A wrongful trial has been officially countered for three cases of wire transfer fraud. explained Elizabeth Holmes, the founder of the failed blood test startup Theranos, according to a federal court Submission approved on Tuesday.
Mrs. Holmes, 37, was found guilty on monday from three counts remittance fraud charges and a remittance fraud conspiracy charge for lying to investors in order to raise money for their business. She was found not guilty on four counts for betraying Theranos’ patient.
The three counts posted were related to investments made by three Theranos investors who said Ms. Holmes had misled them. The jury said on Monday that they could not agree on judgments on these points. A hearing takes place next week to discuss those charges which prosecutors may decide to try again.
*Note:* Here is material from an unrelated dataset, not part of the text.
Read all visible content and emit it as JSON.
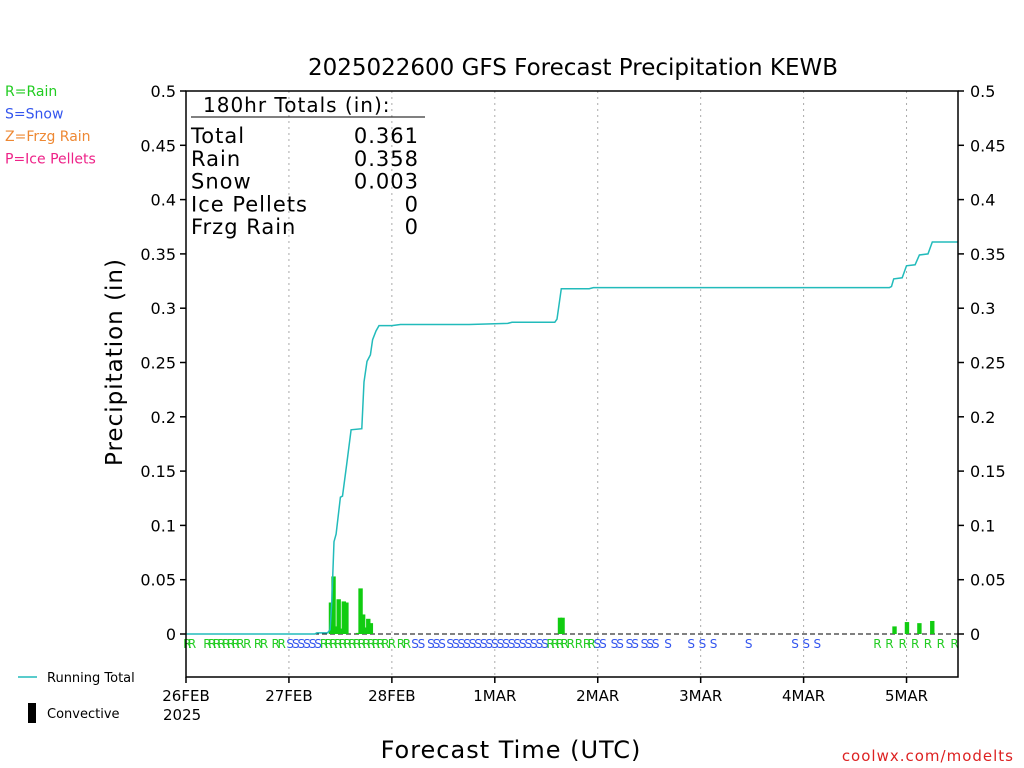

Mrs. Holmes – a Stanford University dropout and one-time start-up darling turned Silicon Valley outcast – is also expected to receive a sentencing date at next week’s hearing for the charges on which she was convicted. Any transfer fraud count is punishable by a maximum penalty of 20 years in prison. Ms. Holmes may appeal her conviction, the conviction, or both.
The hung counts came after a Jury made up of eight men and four women spent 50 hours in seven days deliberating a judgment. On Monday, they twice notified Judge Edward J. Davila of the United States District Court for the Northern District of California, who was chairing the case, that they stuck on the three counts against Mrs. Holmes. Instead, judgments were made on the other eight counts.
The three counts hung related to investors Alan Eisenman, Chris Lucas of Black Diamond Ventures, and Bryan Tolbert of Hall Group. Everyone had invested in Theranos, with some of their transactions forming the basis of three wire transfer fraud cases.
Mr. Eisenman testified that he believed Ms. Holmes was hiding information from him. Mr. Lucas testified that Ms. Holmes was his main source of information about Theranos. Mr Tolbert said in court that he supported Theranos in believing that their technology was ready for use.
In total, Theranos raised $ 945 million from investors during its term. Those investments were wiped out after the company’s blood tests – which should be able to detect various conditions by looking at a few drops of a patient’s blood – were found to have failed.